Sansone Food roots reach back to Rome

Richard Tedesco

Sansone Food Products in New Hyde Park can trace its roots back to Rome four generations ago.

But, according to  Leonardo Mastranoni, the family-run food business can’t rely on its reputation and long history alone.

“In the restaurant business, you have to be one step ahead. It’s a never-ending job,” Mastrantoni said.

Mastrantoi said in addition to running the store his family has operated at 2133 Jericho Turnpike since the mid-1980s he now he spends his time traveling to Italy to scout new products and in Manhattan, sampling the fare in the restaurants there.

Leonardo is joined in the business by his younger brother, Rocco, who works on accounts payable, and their father Rocco, who keeps a close tab on the overall operations.

Sansone’s business is primarily wholesale, with 90 percent of the imported and domestic products it sells going to restaurants and pizzerias in Nassau, Queens and Brooklyn. The virtual mountains of bags of flour and other products sold in bulk that sit in the store attest to that. 

But Sansone sells some of its 1,200 products on a retail basis as well.  Despite the cavernous building, the service is as personal as in any neighborhood delicatessen to its loyal customers, Leonardo said, and customers keep coming back.

“Most of our customer base has been with us for the last 25 years,” he said. “The biggest feature here is the cheeses,”

There is a large variety of pecorino, provolone and locatelli, as well as more exotic fare like moliterno and tartufo. Sansone typically stocks 15 to 20 Italian cheeses along with eight varieties of Spanish cheese. But they only slice by bulk weight.

“We don’t really slice or grate,” Mastrantoni said.

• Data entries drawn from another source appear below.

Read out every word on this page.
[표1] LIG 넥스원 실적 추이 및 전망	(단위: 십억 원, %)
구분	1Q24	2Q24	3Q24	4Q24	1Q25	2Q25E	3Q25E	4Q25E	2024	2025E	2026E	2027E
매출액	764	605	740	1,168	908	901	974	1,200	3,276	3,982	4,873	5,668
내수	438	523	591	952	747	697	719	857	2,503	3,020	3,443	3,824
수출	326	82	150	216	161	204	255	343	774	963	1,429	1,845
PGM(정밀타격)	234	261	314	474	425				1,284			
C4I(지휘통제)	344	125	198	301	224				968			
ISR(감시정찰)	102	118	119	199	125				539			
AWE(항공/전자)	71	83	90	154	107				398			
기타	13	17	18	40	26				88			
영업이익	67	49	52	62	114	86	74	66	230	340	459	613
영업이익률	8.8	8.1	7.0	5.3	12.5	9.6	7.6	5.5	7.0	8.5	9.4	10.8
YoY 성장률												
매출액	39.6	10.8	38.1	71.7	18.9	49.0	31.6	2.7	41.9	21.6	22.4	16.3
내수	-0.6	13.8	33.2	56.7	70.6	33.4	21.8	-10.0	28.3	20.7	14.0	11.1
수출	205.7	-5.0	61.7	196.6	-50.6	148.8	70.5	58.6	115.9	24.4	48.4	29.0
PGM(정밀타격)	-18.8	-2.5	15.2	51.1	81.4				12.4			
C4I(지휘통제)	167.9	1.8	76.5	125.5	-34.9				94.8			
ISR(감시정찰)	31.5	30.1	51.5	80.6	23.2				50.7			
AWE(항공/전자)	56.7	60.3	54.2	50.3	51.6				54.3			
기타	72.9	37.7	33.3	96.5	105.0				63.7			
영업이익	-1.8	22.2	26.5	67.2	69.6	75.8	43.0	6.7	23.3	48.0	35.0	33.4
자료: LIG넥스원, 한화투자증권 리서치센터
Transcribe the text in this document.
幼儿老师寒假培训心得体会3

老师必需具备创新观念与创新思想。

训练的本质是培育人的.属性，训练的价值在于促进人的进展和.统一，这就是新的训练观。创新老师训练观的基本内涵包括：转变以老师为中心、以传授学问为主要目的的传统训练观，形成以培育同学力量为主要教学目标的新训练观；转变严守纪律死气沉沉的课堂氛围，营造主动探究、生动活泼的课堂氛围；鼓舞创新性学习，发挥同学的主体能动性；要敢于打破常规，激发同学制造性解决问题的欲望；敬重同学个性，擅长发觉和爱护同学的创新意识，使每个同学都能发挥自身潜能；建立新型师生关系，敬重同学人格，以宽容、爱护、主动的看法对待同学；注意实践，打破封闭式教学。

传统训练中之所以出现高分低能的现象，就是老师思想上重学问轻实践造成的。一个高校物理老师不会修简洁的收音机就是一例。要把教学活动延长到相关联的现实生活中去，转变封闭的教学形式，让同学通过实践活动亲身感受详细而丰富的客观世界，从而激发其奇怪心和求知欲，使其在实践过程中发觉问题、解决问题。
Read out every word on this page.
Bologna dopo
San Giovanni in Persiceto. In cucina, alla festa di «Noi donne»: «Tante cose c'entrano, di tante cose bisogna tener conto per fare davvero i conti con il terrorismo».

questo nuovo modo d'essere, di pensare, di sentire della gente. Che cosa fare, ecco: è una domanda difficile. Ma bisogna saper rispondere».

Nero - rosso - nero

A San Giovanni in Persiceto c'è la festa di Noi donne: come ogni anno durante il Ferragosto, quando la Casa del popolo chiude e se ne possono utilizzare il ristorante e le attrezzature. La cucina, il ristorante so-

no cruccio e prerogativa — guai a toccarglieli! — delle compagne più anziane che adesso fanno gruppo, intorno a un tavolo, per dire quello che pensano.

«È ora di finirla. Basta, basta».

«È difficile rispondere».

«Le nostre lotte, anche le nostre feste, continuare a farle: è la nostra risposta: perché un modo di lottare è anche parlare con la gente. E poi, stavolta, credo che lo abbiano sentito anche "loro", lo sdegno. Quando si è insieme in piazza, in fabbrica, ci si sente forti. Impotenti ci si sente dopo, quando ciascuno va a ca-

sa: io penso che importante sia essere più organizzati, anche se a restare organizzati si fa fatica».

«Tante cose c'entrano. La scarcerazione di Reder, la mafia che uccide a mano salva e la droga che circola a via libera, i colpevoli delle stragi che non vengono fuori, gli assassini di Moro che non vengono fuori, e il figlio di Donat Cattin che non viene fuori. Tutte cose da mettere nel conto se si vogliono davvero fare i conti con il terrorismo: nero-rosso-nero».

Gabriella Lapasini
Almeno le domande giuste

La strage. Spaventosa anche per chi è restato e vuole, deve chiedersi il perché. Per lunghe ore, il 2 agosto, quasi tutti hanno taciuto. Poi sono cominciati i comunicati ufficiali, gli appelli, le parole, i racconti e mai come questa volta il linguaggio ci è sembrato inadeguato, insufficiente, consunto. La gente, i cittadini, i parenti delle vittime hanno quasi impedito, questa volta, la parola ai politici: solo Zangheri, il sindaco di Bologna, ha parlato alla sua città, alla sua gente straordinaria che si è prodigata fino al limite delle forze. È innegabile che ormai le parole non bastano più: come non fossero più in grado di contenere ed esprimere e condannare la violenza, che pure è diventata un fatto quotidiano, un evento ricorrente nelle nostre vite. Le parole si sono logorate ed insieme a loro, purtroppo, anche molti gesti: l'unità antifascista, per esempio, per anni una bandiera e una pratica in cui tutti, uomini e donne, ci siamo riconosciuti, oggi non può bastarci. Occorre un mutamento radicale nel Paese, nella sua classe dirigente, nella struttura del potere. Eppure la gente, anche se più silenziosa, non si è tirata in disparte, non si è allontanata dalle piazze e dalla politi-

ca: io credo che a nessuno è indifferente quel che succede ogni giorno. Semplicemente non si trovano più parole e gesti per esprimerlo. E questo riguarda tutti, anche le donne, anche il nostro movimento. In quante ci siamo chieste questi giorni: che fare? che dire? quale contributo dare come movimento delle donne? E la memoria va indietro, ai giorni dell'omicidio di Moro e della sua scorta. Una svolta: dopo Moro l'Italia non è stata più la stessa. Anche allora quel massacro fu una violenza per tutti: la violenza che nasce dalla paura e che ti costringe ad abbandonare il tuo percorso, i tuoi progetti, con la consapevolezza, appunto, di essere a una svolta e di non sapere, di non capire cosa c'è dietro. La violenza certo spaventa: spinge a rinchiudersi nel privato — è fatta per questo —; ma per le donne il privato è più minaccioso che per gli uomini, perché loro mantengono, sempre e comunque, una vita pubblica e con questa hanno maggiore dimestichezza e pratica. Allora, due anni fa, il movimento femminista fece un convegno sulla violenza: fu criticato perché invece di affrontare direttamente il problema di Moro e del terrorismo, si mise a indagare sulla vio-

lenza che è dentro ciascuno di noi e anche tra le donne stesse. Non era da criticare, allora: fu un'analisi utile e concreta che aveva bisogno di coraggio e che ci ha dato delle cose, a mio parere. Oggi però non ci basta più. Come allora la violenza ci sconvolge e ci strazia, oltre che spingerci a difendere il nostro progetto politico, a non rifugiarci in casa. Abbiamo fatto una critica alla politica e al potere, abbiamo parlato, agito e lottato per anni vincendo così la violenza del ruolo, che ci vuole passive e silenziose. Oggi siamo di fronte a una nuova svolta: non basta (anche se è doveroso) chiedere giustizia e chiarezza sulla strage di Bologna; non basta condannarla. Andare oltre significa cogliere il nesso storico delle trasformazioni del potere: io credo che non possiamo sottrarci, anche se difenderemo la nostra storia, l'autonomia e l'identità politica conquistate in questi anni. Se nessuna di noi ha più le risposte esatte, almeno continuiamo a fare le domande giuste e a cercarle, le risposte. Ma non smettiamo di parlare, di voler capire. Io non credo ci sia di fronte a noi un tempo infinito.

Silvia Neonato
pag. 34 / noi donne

They also sell fresh deli meats, such as genoa and soprasata and mortadella, and a wide variety of imported pastas and gluten-free free pastas, extra virgin olive oil.  The store offers its own brand of spices and canned tomatoes as well as private-label pepperoni, mozzarella, balsamic vinegar and riccota.

“Restaurants know us for our tomatoes,” Mastrantoni said. “Part of the wholesale business is that you want people to become loyal to your brand.”

He said the quality of Sansone products and the service is what he thinks has fed the business’s success.

The family started working in the food business in the U.S. with a store in the Bushwick section of Brooklyn in 1930. 

But Leonardo  said he has heard the stories of his great grandfather, Rocco “Roma” Mastrantoni, traveling by horse carriage to Rome from Mount San Giovanni Campagna to sell cheeses, olive oil and cured meats in the big city.

The family’s Bushwick business boomed after World War II when GIs who had served in Italy fueled a demand for pizza, spawning new businesses based on the popular old world dish..

“Pizza became popular after the war so they started delivering pizza products,” Mastrantoni said.

In 1982, Leonardo’s grandfather, Mario, was shopping at the Sansone store at 2147 Jericho Turnpike in New Hyde Park when he learned the business was for sale. 

He told Rocco, Leonardo’s father, and Rocco’s brothers Alfonso, Armando and Vincent, who were operating Monte’s Deli in Valley Stream at the time. 

They jumped at the opportunity.

They then watched their business join a growing number of pizzerias in the area inlcuding Umberto’s Pizzeria in New Hyde Park watch enjoy the upsurge in popularity of their cuisine.  

“We grew at the same time that some of the other Italian businesses started,” Mastrantoni said.

The Mastrantonis expanded into their current 8,000-square foot base of operations at 2133 Jericho in 1986, but still maintain the original location as a 2,000-square foot warehouse down the road. 

Leonardo Mastrantonti estimates the business has grown 70 percent in the past decade

Leonardo said he had not intended to join the family.

But after briefly working in the film business and then teaching English in Japan, his father called, asking him to come home and help out 10 yeas ago.

“I felt an obligation,” Leonardo said.

Leonardo said he takes pride in carrying on his family’s tradition in the business and his father is pleased to see his sons involved.

“We want the kids to carry it. It’s there for them,” Rocco Mastrantoni said. “It’s a good living. The pizza business has been growing over the years and people are eating out more.”

The Sansone product line is accessible on its Web site at sansonefoods.com.